The Sixth Circuit in Oakbrook holds the regulations are procedurally valid, rejecting the reasoning of the Eleventh Circuit for holding the regulations procedurally invalid. The Sixth Circuit so holds in separate parts of the majority opinion that

(i)                addresses procedural regularity or “arbitrary or capricious” review (in 5 USC § 706 stated in disjunctive but often stated in conjunctive “arbitrary and capricious review) (28 F.4th at 710-718 and 720- 722); and 

(ii)              Chevron analysis (28 F.4th at 718-720). 

 (It is not clear to me why the Court sandwiched Chevron analysis between components of arbitrary and capricious review, but there is a lot of confusion in this general area.)

On procedural regularity (Reasoned Decisionmaking, Adequate Statement of Basis and Purpose, Proper Responses to Material Comments and arbitrary or capricious review), the Sixth Circuit majority panel concluded that the regulations passed procedural regularity review. This portion of the opinion conflicts with Hewitt.

On Chevron analysis, the precise holding of the Sixth Circuit majority panel is not clear to me. I think it can be read as either (i)) applying Chevron deference because the agency interpretation is reasonable but not the best interpretation (the only situation where Chevron is outcome determinative) or applying the agency interpretation because it is the best interpretation (a situation not needing or receiving Chevron deference). Recall also that Hewitt did not reach the issue of whether the regulation was the best interpretation issue because it declared the regulation procedurally invalid which eliminates the potential for Chevron deference.  As I there noted, if the agency interpretation was not the best interpretation, then Chevron could not warrant deference, but if the agency interpretation was the best interpretation, the IRS could prevail without Chevron deference.  Perhaps the Hewitt Court did not think the agency interpretation was the best, but it did not say that and remanded to the Tax Court to decide the case pursuant to the Hewitt Court's opinion (which, to repeat, could have the agency interpretation prevail without Chevron deference if it is the best interpretation).   (That circumstance animated Judge Guy's concurring opinion in Oakbrook -- invalid regulation because procedural irregularity but still controlling because the best interpretation.)

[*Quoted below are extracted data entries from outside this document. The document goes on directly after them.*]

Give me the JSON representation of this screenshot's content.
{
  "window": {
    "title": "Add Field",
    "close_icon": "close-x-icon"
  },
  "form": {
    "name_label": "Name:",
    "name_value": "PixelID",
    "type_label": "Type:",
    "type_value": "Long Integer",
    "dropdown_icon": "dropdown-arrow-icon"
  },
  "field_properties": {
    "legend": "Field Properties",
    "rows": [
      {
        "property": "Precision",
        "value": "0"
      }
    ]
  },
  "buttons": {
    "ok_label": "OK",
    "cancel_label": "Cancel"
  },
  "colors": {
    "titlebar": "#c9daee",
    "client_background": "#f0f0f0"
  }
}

Based on analyses I have made of all Circuit Court cases “seeming” to apply Chevron deference for a one-year period ending 11/30/21, no Circuit ever said that it was deferring to a lesser agency interpretation, which is the only circumstance that Chevron is outcome determinative. Courts usually said or inferred they were applying a “reasonable” interpretation, without stating whether the reasonable interpretation was (i) the best interpretation (of course best interpretations are reasonable and need no Chevron deference) or (ii) a lesser but not best agency interpretation deemed reasonable (the only circumstance in which Chevron deference is outcome determinative). (Based on my further analysis of that data set, I inferred that actual Chevron outcome-determinative deference--where less than the best interpretation receives deference--in the Courts of Appeals is rare, just as it has become rare in the Supreme Court.)

There is a lot more in the case warranting further comment, but I wanted to get this preliminary discussion out. I will add further discussion either by supplementing this blog entry or one or more separate blog entries later.